Over at Soft Skull Press, Richard Eoin Nash offers some context on the politics of Tintin, in the form of an excerpt from the book, Tintin and the Secret of Literature. (It was first published in the UK by Granta; Soft Skull will offer the U.S. edition.) When the book was written, Tintin in the Congo had apparently not yet been translated to English. It looks like a very interesting book. The excerpt acknowledges Tintin’s right-wing origins but then cites a swing to the left:
But almost as soon as this right-wing tendency gets going it becomes shadowed by a left-wing counter-tendency. In Tintin in America, which he published in book form in 1932, Herge bitingly satirises capitalist mass-production and American racism (the English translation has been softened: what the small-town bank clerk really tells the police who turn up after a heist is: ‘We immediately lynched seven Negroes’ – not ‘hoboes’ – ‘but the culprit got away.’).
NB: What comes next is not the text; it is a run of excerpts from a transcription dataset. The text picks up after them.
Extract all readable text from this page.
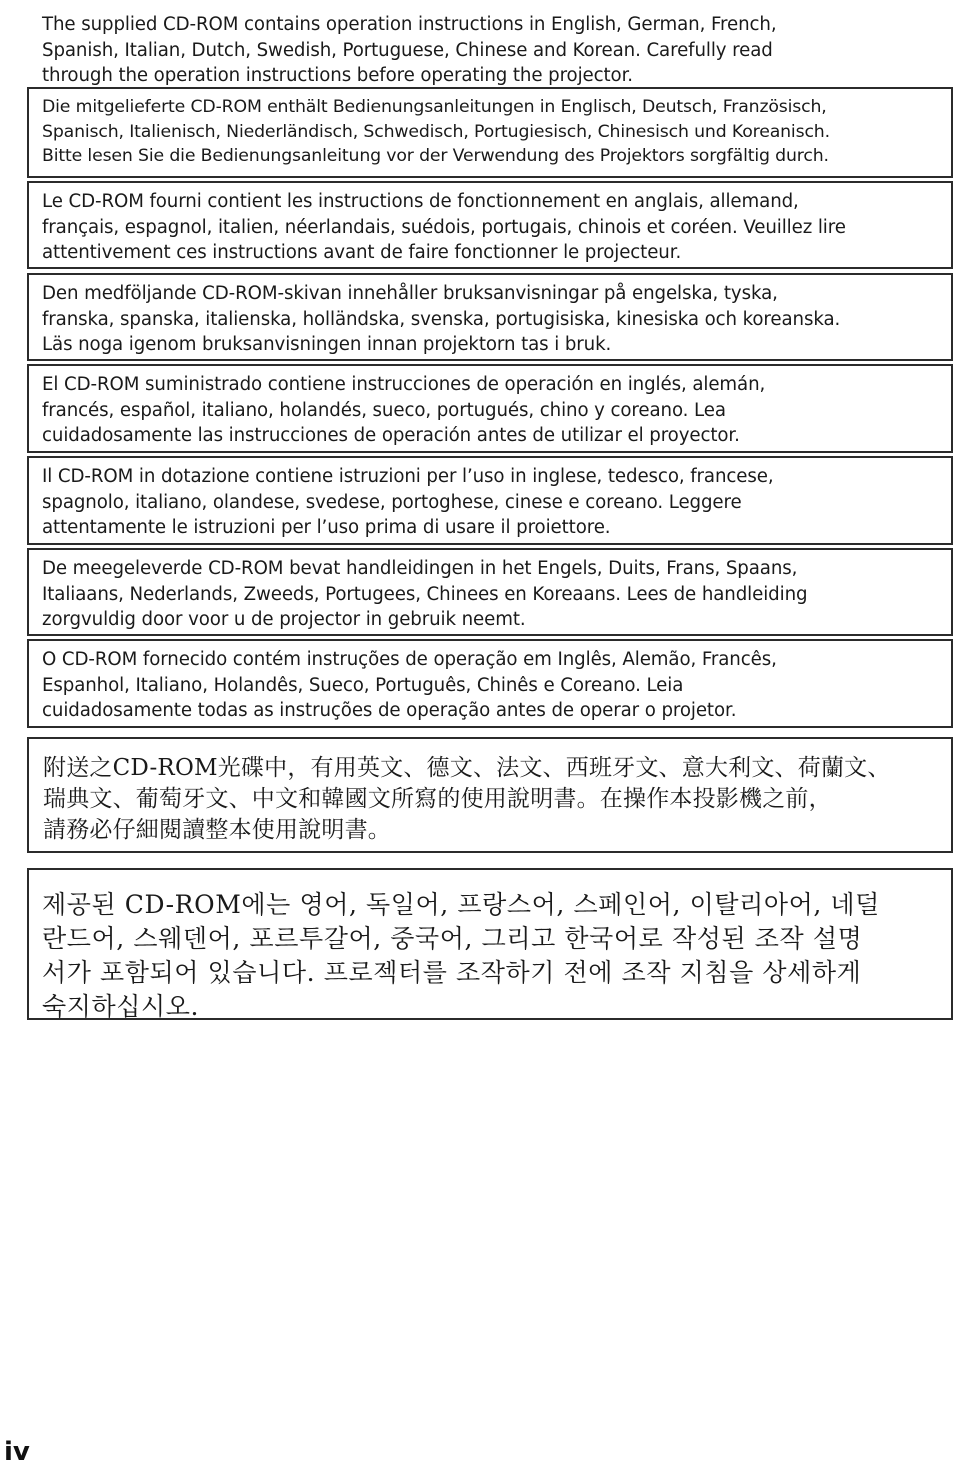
The supplied CD-ROM contains operation instructions in English, German, French,
Spanish, Italian, Dutch, Swedish, Portuguese, Chinese and Korean. Carefully read
through the operation instructions before operating the projector.

Die mitgelieferte CD-ROM enthält Bedienungsanleitungen in Englisch, Deutsch, Französisch,
Spanisch, Italienisch, Niederländisch, Schwedisch, Portugiesisch, Chinesisch und Koreanisch.
Bitte lesen Sie die Bedienungsanleitung vor der Verwendung des Projektors sorgfältig durch.

Le CD-ROM fourni contient les instructions de fonctionnement en anglais, allemand,
français, espagnol, italien, néerlandais, suédois, portugais, chinois et coréen. Veuillez lire
attentivement ces instructions avant de faire fonctionner le projecteur.

Den medföljande CD-ROM-skivan innehåller bruksanvisningar på engelska, tyska,
franska, spanska, italienska, holländska, svenska, portugisiska, kinesiska och koreanska.
Läs noga igenom bruksanvisningen innan projektorn tas i bruk.

El CD-ROM suministrado contiene instrucciones de operación en inglés, alemán,
francés, español, italiano, holandés, sueco, portugués, chino y coreano. Lea
cuidadosamente las instrucciones de operación antes de utilizar el proyector.

Il CD-ROM in dotazione contiene istruzioni per l’uso in inglese, tedesco, francese,
spagnolo, italiano, olandese, svedese, portoghese, cinese e coreano. Leggere
attentamente le istruzioni per l’uso prima di usare il proiettore.

De meegeleverde CD-ROM bevat handleidingen in het Engels, Duits, Frans, Spaans,
Italiaans, Nederlands, Zweeds, Portugees, Chinees en Koreaans. Lees de handleiding
zorgvuldig door voor u de projector in gebruik neemt.

O CD-ROM fornecido contém instruções de operação em Inglês, Alemão, Francês,
Espanhol, Italiano, Holandês, Sueco, Português, Chinês e Coreano. Leia
cuidadosamente todas as instruções de operação antes de operar o projetor.

附送之CD-ROM光碟中，有用英文、德文、法文、西班牙文、意大利文、荷蘭文、
瑞典文、葡萄牙文、中文和韓國文所寫的使用說明書。在操作本投影機之前，
請務必仔細閱讀整本使用說明書。

제공된 CD-ROM에는 영어, 독일어, 프랑스어, 스페인어, 이탈리아어, 네덜
란드어, 스웨덴어, 포르투갈어, 중국어, 그리고 한국어로 작성된 조작 설명
서가 포함되어 있습니다. 프로젝터를 조작하기 전에 조작 지침을 상세하게
숙지하십시오.

iv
In The Blue Lotus Tintin snaps the cane with which an American oil magnate has been beating a Chinese rickshaw driver, exclaiming ‘Brute! Your conduct is disgraceful, Sir!’
In my memory, the visual racial stereotypes continued unabated — but, of course, those were different times.
That does it. I’m going to dig up my old box of Tintins and read them with a gimlet eye.